Let’s define some helper functions to encapsulate those tasks:

is_exported_in <- function(fn, pkg, version = NULL) {
  fn %in% pkg_namespace(pkg, version)$exports
}

pkg_namespace <- function(package, version = NULL) {
  pacs::pac_namespace(package, version = version)
}

pkg_versions <- function(package) {
  pkgsearch::cran_package_history(package)$Version
}

Looks like we have all the crucial pieces. What’s missing is a strategy for picking which versions to check and in what order—a search algorithm.

A linear scan is simple: Go through package versions in order, one-by-one, and stop at the first version where the function is found. Often, this is all you need.

implemented_in <- function(fn, pkg) {
  for (version in pkg_versions(pkg)) {
    if (fn |> is_exported_in(pkg, version)) return(version)
  }
  
  NA_character_
}

implemented_in("relocate", "dplyr")

However, in this case, there’s a problem. Each check involves a relatively slow file download in order to pull down an archived copy of a NAMESPACE file. At the time of writing, dplyr has 39 published versions. Going through them one-by-one, we’ll quickly be waiting in the order of tens of seconds for our search to finish. In fact, the relocate() function above was added in version 1.0.0 (the 30th version on CRAN), and took about 13 seconds to find. Nobody has the patience for that!

A binary search is a more efficient way to tackle this problem. It takes advantage of the ordered nature of the search space by always checking the middle choice. Based on the check, half of the remaining search space can be ruled out due to the ordering. As a result, we only end up needing to check at most \( \lceil log_2(n) \rceil + 1 \) choices.

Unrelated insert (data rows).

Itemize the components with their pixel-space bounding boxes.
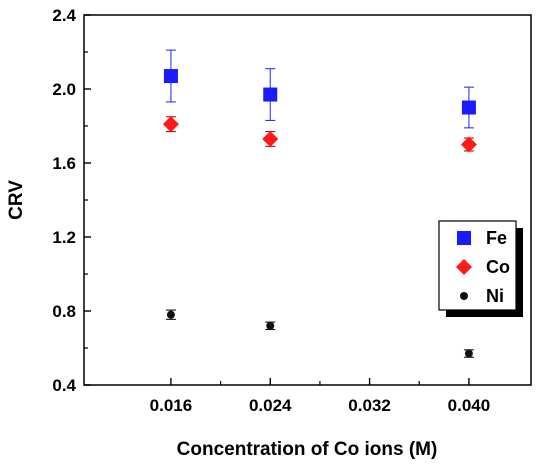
data-point-ni: [266, 321, 275, 330]
data-point-fe: [461, 100, 476, 115]
series-ni: [165, 309, 474, 358]
data-point-ni: [166, 310, 175, 319]
x-tick-label: 0.024: [249, 396, 292, 415]
legend-label-co: Co: [486, 257, 510, 277]
y-tick-label: 2.0: [52, 80, 76, 99]
y-tick-label: 1.6: [52, 154, 76, 173]
x-tick-label: 0.040: [448, 396, 491, 415]
y-tick-label: 2.4: [52, 6, 76, 25]
x-tick-label: 0.016: [150, 396, 193, 415]
y-tick-label: 0.4: [52, 376, 76, 395]
x-axis-label: Concentration of Co ions (M): [177, 439, 438, 460]
plot-frame: [83, 14, 532, 386]
legend-marker-fe: [457, 231, 471, 245]
legend-label-ni: Ni: [486, 286, 504, 306]
tick-labels: 0.4 0.8 1.2 1.6 2.0 2.4 0.016 0.024 0.032 0.040: [52, 6, 490, 415]
y-tick-label: 0.8: [52, 302, 76, 321]
legend-marker-co: [456, 259, 472, 275]
y-axis-label: CRV: [6, 180, 27, 220]
data-point-co: [162, 116, 179, 133]
y-tick-label: 1.2: [52, 228, 76, 247]
series-fe: [163, 49, 476, 129]
x-tick-label: 0.032: [348, 396, 391, 415]
series-co: [162, 116, 477, 153]
legend-label-fe: Fe: [486, 228, 507, 248]
data-point-fe: [263, 87, 278, 102]
axis-ticks: [84, 14, 470, 386]
legend: Fe Co Ni: [438, 220, 523, 317]
data-point-ni: [464, 349, 473, 358]
data-point-fe: [163, 69, 178, 84]
data-point-co: [262, 130, 279, 147]
data-point-co: [460, 136, 477, 153]
series-layer: [162, 49, 477, 358]
legend-marker-ni: [460, 292, 468, 300]
legend-box: [438, 220, 517, 311]
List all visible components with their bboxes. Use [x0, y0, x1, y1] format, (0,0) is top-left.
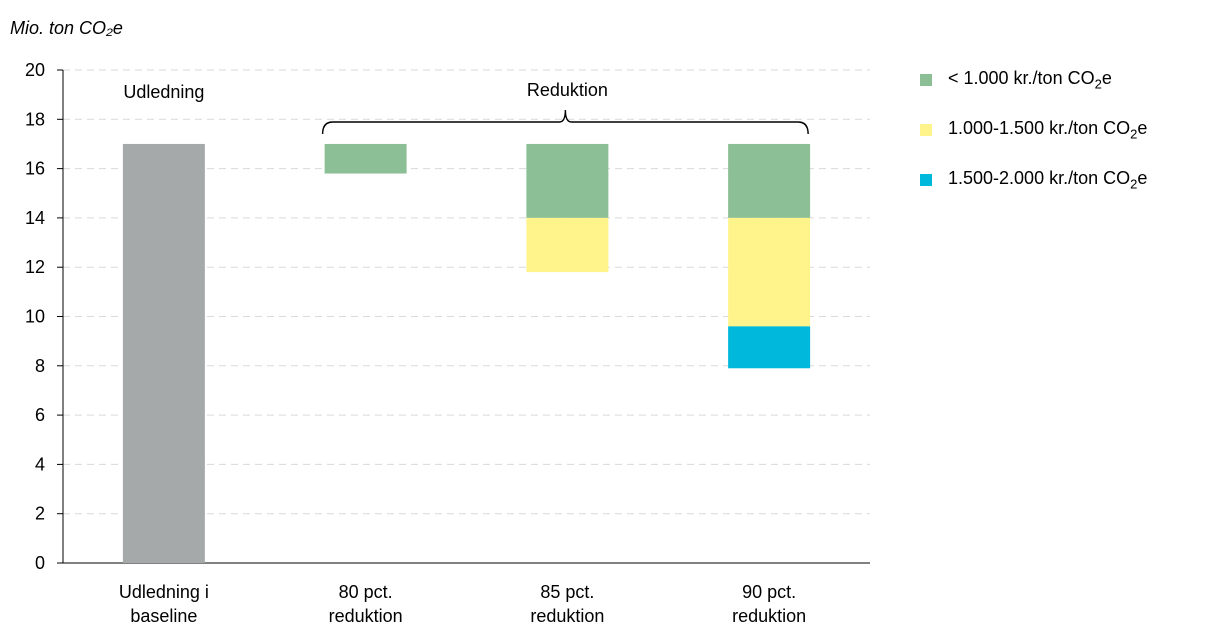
y-tick-label: 6: [35, 405, 45, 425]
bar-segment-low: [526, 143, 609, 218]
bar-segment-high: [728, 326, 811, 369]
bar-segment-mid: [526, 217, 609, 273]
legend-label-low: < 1.000 kr./ton CO2e: [948, 68, 1112, 92]
legend-item-low: < 1.000 kr./ton CO2e: [918, 68, 1147, 92]
legend-item-mid: 1.000-1.500 kr./ton CO2e: [918, 118, 1147, 142]
x-tick-label: 80 pct.: [339, 582, 393, 602]
bar-segment-low: [728, 143, 811, 218]
annotation-udledning: Udledning: [123, 82, 204, 102]
bar-baseline: [122, 143, 205, 563]
bar-segment-mid: [728, 217, 811, 327]
legend: < 1.000 kr./ton CO2e 1.000-1.500 kr./ton…: [918, 68, 1147, 218]
y-tick-label: 0: [35, 553, 45, 573]
reduktion-bracket: [321, 109, 809, 135]
x-tick-label: 90 pct.: [742, 582, 796, 602]
bar-segment-low: [324, 143, 407, 174]
y-tick-label: 20: [25, 60, 45, 80]
y-tick-label: 2: [35, 504, 45, 524]
x-tick-label: reduktion: [329, 606, 403, 626]
x-tick-label: reduktion: [732, 606, 806, 626]
legend-item-high: 1.500-2.000 kr./ton CO2e: [918, 168, 1147, 192]
y-tick-label: 4: [35, 454, 45, 474]
y-tick-label: 12: [25, 257, 45, 277]
x-tick-label: 85 pct.: [540, 582, 594, 602]
y-axis-title: Mio. ton CO₂e: [10, 18, 123, 38]
y-tick-label: 8: [35, 356, 45, 376]
x-tick-label: Udledning i: [119, 582, 209, 602]
legend-label-mid: 1.000-1.500 kr./ton CO2e: [948, 118, 1148, 142]
y-tick-label: 14: [25, 208, 45, 228]
y-tick-label: 10: [25, 307, 45, 327]
legend-label-high: 1.500-2.000 kr./ton CO2e: [948, 168, 1148, 192]
y-tick-label: 18: [25, 109, 45, 129]
x-tick-label: baseline: [130, 606, 197, 626]
legend-swatch-low: [920, 74, 932, 86]
legend-swatch-high: [920, 174, 932, 186]
x-tick-label: reduktion: [530, 606, 604, 626]
legend-swatch-mid: [920, 124, 932, 136]
annotation-reduktion: Reduktion: [527, 80, 608, 100]
y-tick-label: 16: [25, 159, 45, 179]
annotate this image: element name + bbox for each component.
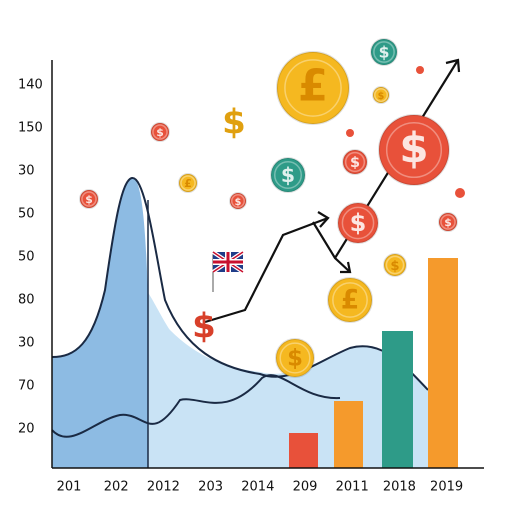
bar — [289, 433, 318, 468]
coin — [229, 192, 247, 210]
coin-symbol: $ — [222, 103, 246, 143]
y-axis-label: 30 — [18, 336, 35, 351]
coin-rim — [385, 255, 405, 275]
coin-symbol: $ — [235, 197, 242, 208]
coin-symbol: $ — [350, 155, 360, 171]
coin-symbol: $ — [156, 126, 164, 139]
coin-symbol: $ — [378, 91, 385, 102]
coin-symbol: £ — [341, 285, 359, 316]
x-axis-label: 202 — [104, 480, 129, 495]
coin — [378, 114, 450, 186]
coin-rim — [344, 151, 366, 173]
peak-area — [52, 177, 148, 468]
dot — [455, 188, 465, 198]
coin — [372, 86, 390, 104]
coin — [342, 149, 368, 175]
coin-symbol: $ — [379, 44, 390, 62]
coin-rim — [231, 194, 245, 208]
coin — [438, 212, 458, 232]
coin — [370, 38, 398, 66]
coin-symbol: $ — [85, 193, 93, 206]
y-axis-label: 50 — [18, 207, 35, 222]
coin-rim — [332, 282, 368, 318]
coin-rim — [440, 214, 456, 230]
y-axis-label: 140 — [18, 78, 43, 93]
coin-rim — [385, 121, 443, 179]
coin-symbol: $ — [192, 307, 216, 347]
wave — [51, 374, 341, 438]
coin-symbol: $ — [281, 163, 295, 187]
y-axis-label: 80 — [18, 293, 35, 308]
coin-rim — [279, 342, 311, 374]
coin-rim — [374, 88, 388, 102]
y-axis-label: 20 — [18, 422, 35, 437]
coin-symbol: $ — [399, 124, 428, 173]
coin — [178, 173, 198, 193]
bar — [382, 331, 413, 468]
x-axis-label: 2014 — [241, 480, 274, 495]
dot — [346, 129, 354, 137]
x-axis-label: 201 — [57, 480, 82, 495]
y-axis-label: 150 — [18, 121, 43, 136]
coin-rim — [284, 59, 342, 117]
coin-symbol: $ — [444, 216, 452, 229]
coin — [276, 51, 350, 125]
x-axis-label: 2011 — [336, 480, 369, 495]
coin — [337, 202, 379, 244]
x-axis-label: 203 — [198, 480, 223, 495]
coin-symbol: £ — [184, 177, 192, 190]
coin-rim — [373, 41, 395, 63]
coin-symbol: £ — [298, 62, 328, 112]
coin — [275, 338, 315, 378]
x-axis-label: 2018 — [383, 480, 416, 495]
coin — [150, 122, 170, 142]
coin — [383, 253, 407, 277]
x-axis-label: 2019 — [430, 480, 463, 495]
coin-symbol: $ — [287, 346, 303, 372]
coin — [270, 157, 306, 193]
x-axis-label: 209 — [293, 480, 318, 495]
coin-symbol: $ — [350, 209, 367, 237]
coin-rim — [273, 160, 303, 190]
coin-rim — [180, 175, 196, 191]
y-axis-label: 30 — [18, 164, 35, 179]
coin — [327, 277, 373, 323]
coin — [79, 189, 99, 209]
y-axis-label: 50 — [18, 250, 35, 265]
flag — [211, 250, 245, 292]
bar — [334, 401, 363, 468]
coin-symbol: $ — [390, 259, 399, 274]
coin-rim — [81, 191, 97, 207]
curve — [51, 177, 429, 391]
y-axis-label: 70 — [18, 379, 35, 394]
dot — [416, 66, 424, 74]
coin-rim — [152, 124, 168, 140]
bar — [428, 258, 458, 468]
x-axis-label: 2012 — [147, 480, 180, 495]
coin-rim — [341, 206, 375, 240]
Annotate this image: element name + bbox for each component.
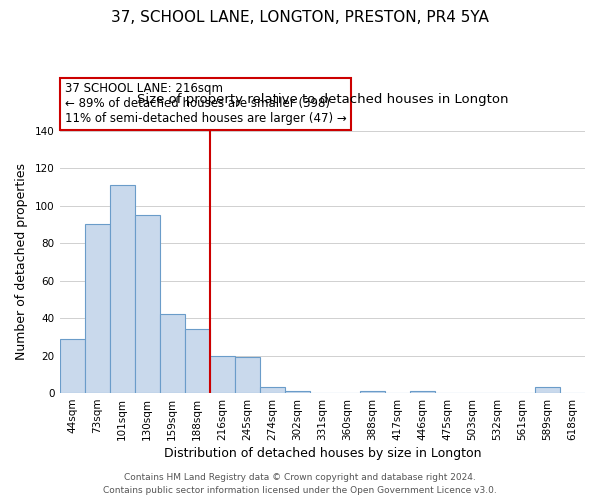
Bar xyxy=(360,391,385,393)
Bar xyxy=(285,391,310,393)
Bar xyxy=(110,185,134,393)
Bar xyxy=(209,356,235,393)
Bar xyxy=(535,388,560,393)
Bar xyxy=(185,330,209,393)
Text: Contains HM Land Registry data © Crown copyright and database right 2024.
Contai: Contains HM Land Registry data © Crown c… xyxy=(103,474,497,495)
Y-axis label: Number of detached properties: Number of detached properties xyxy=(15,164,28,360)
Bar xyxy=(160,314,185,393)
Bar xyxy=(59,338,85,393)
Text: 37, SCHOOL LANE, LONGTON, PRESTON, PR4 5YA: 37, SCHOOL LANE, LONGTON, PRESTON, PR4 5… xyxy=(111,10,489,25)
Bar xyxy=(235,358,260,393)
Bar xyxy=(410,391,435,393)
Text: 37 SCHOOL LANE: 216sqm
← 89% of detached houses are smaller (398)
11% of semi-de: 37 SCHOOL LANE: 216sqm ← 89% of detached… xyxy=(65,82,347,126)
Bar xyxy=(134,215,160,393)
Bar xyxy=(85,224,110,393)
Title: Size of property relative to detached houses in Longton: Size of property relative to detached ho… xyxy=(137,93,508,106)
X-axis label: Distribution of detached houses by size in Longton: Distribution of detached houses by size … xyxy=(164,447,481,460)
Bar xyxy=(260,388,285,393)
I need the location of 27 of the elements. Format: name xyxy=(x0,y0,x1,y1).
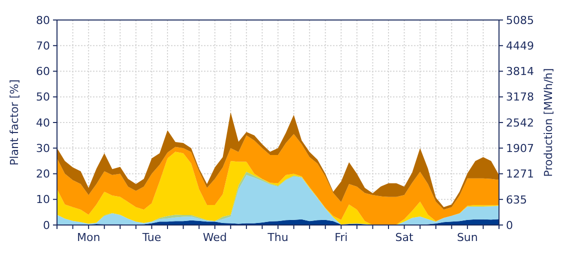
y-tick-label: 0 xyxy=(43,218,50,232)
y-tick-label: 70 xyxy=(36,39,50,52)
y2-tick-label: 2542 xyxy=(506,116,534,130)
y-axis-title: Plant factor [%] xyxy=(8,80,21,166)
y-tick-label: 40 xyxy=(36,116,50,130)
y2-tick-label: 0 xyxy=(506,218,513,232)
x-tick-label: Fri xyxy=(334,231,348,244)
x-tick-label: Tue xyxy=(141,231,162,244)
x-tick-label: Wed xyxy=(202,231,227,244)
y-tick-label: 60 xyxy=(36,65,50,78)
y-tick-label: 50 xyxy=(36,90,50,104)
y2-axis-title: Production [MWh/h] xyxy=(542,68,555,177)
x-tick-label: Sat xyxy=(395,231,414,244)
y2-tick-label: 635 xyxy=(506,193,527,206)
x-tick-label: Thu xyxy=(266,231,288,244)
y-tick-label: 10 xyxy=(36,193,50,206)
y2-tick-label: 5085 xyxy=(506,14,534,27)
y2-tick-label: 1271 xyxy=(506,168,534,181)
y-tick-label: 30 xyxy=(36,142,50,155)
y2-tick-label: 1907 xyxy=(506,142,534,155)
y-tick-label: 20 xyxy=(36,168,50,181)
y2-tick-label: 3178 xyxy=(506,90,534,104)
y2-tick-label: 4449 xyxy=(506,39,534,52)
y-tick-label: 80 xyxy=(36,14,50,27)
x-tick-label: Sun xyxy=(456,231,478,244)
y2-tick-label: 3814 xyxy=(506,65,534,78)
x-tick-label: Mon xyxy=(76,231,100,244)
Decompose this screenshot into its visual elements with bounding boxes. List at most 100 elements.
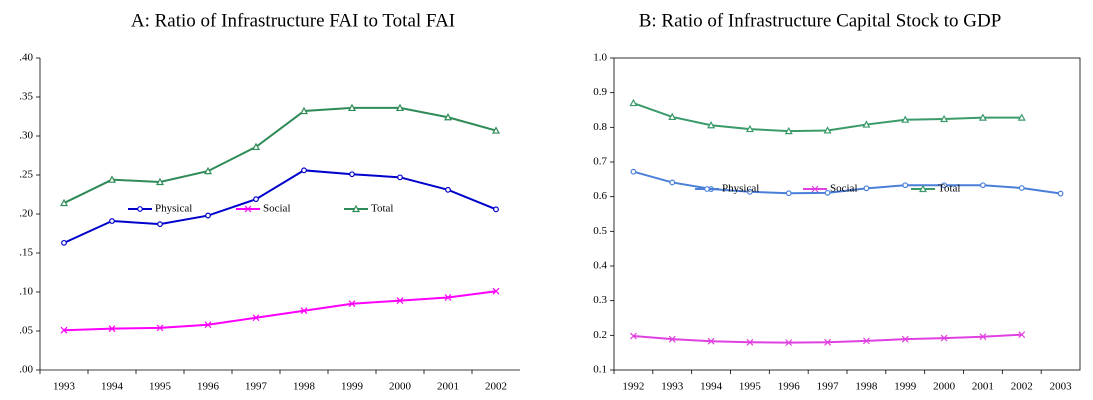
marker xyxy=(668,112,677,121)
legend-marker xyxy=(918,184,928,193)
marker xyxy=(941,182,947,189)
y-tick-label: 1.0 xyxy=(593,52,607,64)
marker xyxy=(109,218,115,224)
marker xyxy=(785,339,793,347)
marker xyxy=(395,103,405,112)
marker xyxy=(444,294,452,301)
marker xyxy=(300,307,308,315)
marker xyxy=(1017,113,1026,121)
marker xyxy=(630,168,637,175)
legend-marker xyxy=(137,206,143,212)
y-tick-label: 0.4 xyxy=(593,260,607,272)
x-tick-label: 1993 xyxy=(53,381,76,393)
series-line xyxy=(63,290,497,332)
marker xyxy=(397,174,403,181)
marker xyxy=(348,300,356,308)
y-tick-label: .00 xyxy=(19,364,33,376)
y-tick-label: 0.3 xyxy=(593,294,607,306)
marker xyxy=(668,335,676,343)
marker xyxy=(745,124,754,133)
x-tick-label: 1997 xyxy=(817,381,840,393)
marker xyxy=(980,182,986,189)
marker xyxy=(784,126,793,135)
legend-label: Total xyxy=(938,183,960,195)
legend-marker xyxy=(244,205,252,213)
x-tick-label: 2003 xyxy=(1050,381,1073,393)
marker xyxy=(940,334,948,342)
marker xyxy=(707,121,716,129)
legend-marker xyxy=(351,204,361,213)
marker xyxy=(629,98,638,107)
chart-title: B: Ratio of Infrastructure Capital Stock… xyxy=(639,10,1002,31)
x-tick-label: 1994 xyxy=(101,381,124,393)
y-tick-label: 0.9 xyxy=(593,86,607,98)
x-tick-label: 1999 xyxy=(894,381,917,393)
chart-title: A: Ratio of Infrastructure FAI to Total … xyxy=(131,10,455,31)
legend-marker xyxy=(704,186,710,192)
legend-label: Total xyxy=(371,203,393,215)
marker xyxy=(301,167,307,174)
marker xyxy=(251,142,261,151)
marker xyxy=(349,171,355,178)
x-tick-label: 2000 xyxy=(933,381,956,393)
marker xyxy=(204,321,212,329)
marker xyxy=(824,338,832,346)
marker xyxy=(492,287,500,295)
marker xyxy=(445,186,451,193)
marker xyxy=(443,113,453,121)
x-tick-label: 1995 xyxy=(739,381,762,393)
y-tick-label: .10 xyxy=(19,286,33,298)
x-tick-label: 1995 xyxy=(149,381,172,393)
x-tick-label: 2002 xyxy=(1011,381,1033,393)
y-tick-label: .30 xyxy=(19,130,33,142)
marker xyxy=(155,177,165,186)
marker xyxy=(493,206,499,213)
plot-frame xyxy=(613,57,1081,371)
x-tick-label: 2001 xyxy=(437,381,459,393)
legend-label: Physical xyxy=(722,183,759,195)
marker xyxy=(746,338,754,346)
marker xyxy=(862,120,871,128)
marker xyxy=(347,103,357,112)
y-tick-label: 0.2 xyxy=(593,329,607,341)
y-tick-label: 0.1 xyxy=(593,364,607,376)
x-tick-label: 1992 xyxy=(622,381,644,393)
marker xyxy=(157,221,163,228)
x-tick-label: 1994 xyxy=(700,381,723,393)
x-tick-label: 1998 xyxy=(855,381,878,393)
marker xyxy=(901,335,909,343)
legend-marker xyxy=(811,185,819,193)
marker xyxy=(902,182,909,189)
x-tick-label: 1996 xyxy=(197,381,220,393)
marker xyxy=(205,212,211,219)
series-line xyxy=(633,333,1022,344)
x-tick-label: 1998 xyxy=(293,381,316,393)
marker xyxy=(203,166,213,175)
marker xyxy=(862,337,870,345)
marker xyxy=(940,114,949,123)
y-tick-label: .20 xyxy=(19,208,33,220)
marker xyxy=(629,332,637,340)
legend-label: Social xyxy=(830,183,858,195)
marker xyxy=(156,324,164,332)
marker xyxy=(61,239,67,246)
marker xyxy=(669,179,676,186)
legend-label: Social xyxy=(263,203,291,215)
marker xyxy=(863,185,870,192)
x-tick-label: 1997 xyxy=(245,381,268,393)
y-tick-label: .15 xyxy=(19,247,33,259)
marker xyxy=(1018,331,1026,339)
series-line xyxy=(63,169,497,244)
x-tick-label: 1999 xyxy=(341,381,364,393)
x-tick-label: 1996 xyxy=(778,381,801,393)
x-tick-label: 2001 xyxy=(972,381,994,393)
marker xyxy=(1018,185,1025,191)
marker xyxy=(252,314,260,322)
x-tick-label: 2000 xyxy=(389,381,412,393)
legend-label: Physical xyxy=(155,203,192,215)
y-tick-label: .35 xyxy=(19,91,33,103)
marker xyxy=(785,190,792,197)
y-tick-label: .05 xyxy=(19,325,33,337)
marker xyxy=(1057,190,1064,197)
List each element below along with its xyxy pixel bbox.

It takes a bit more work to set up than a linear scan, but certainly pays off:

implemented_in <- function(fn, pkg) {
  versions <- pkg_versions(pkg)
  
  lower <- 0
  upper <- length(versions) + 1
  
  while (upper - lower > 1) {
    mid <- floor((upper + lower) / 2)
    version <- versions[mid]
    if (fn |> is_exported_in(pkg, version)) {
      upper <- mid
    } else {
      lower <- mid
    }
  }
  
  versions[upper]
}

implemented_in("relocate", "dplyr")
## [1] "1.0.0"

The binary search finds the correct version in just under 2 seconds.

Conclusion

Most of the time in R you don’t end up needing to think too much about the choice of a search algorithm. Often results are pre-computed for a vector of values, and going through them is a matter of milliseconds.

However, this problem turned out to benefit a lot from a more carefully chosen algorithm. It was also the first time I had to manually implement a binary search in R. I certainly had a lot of fun with it!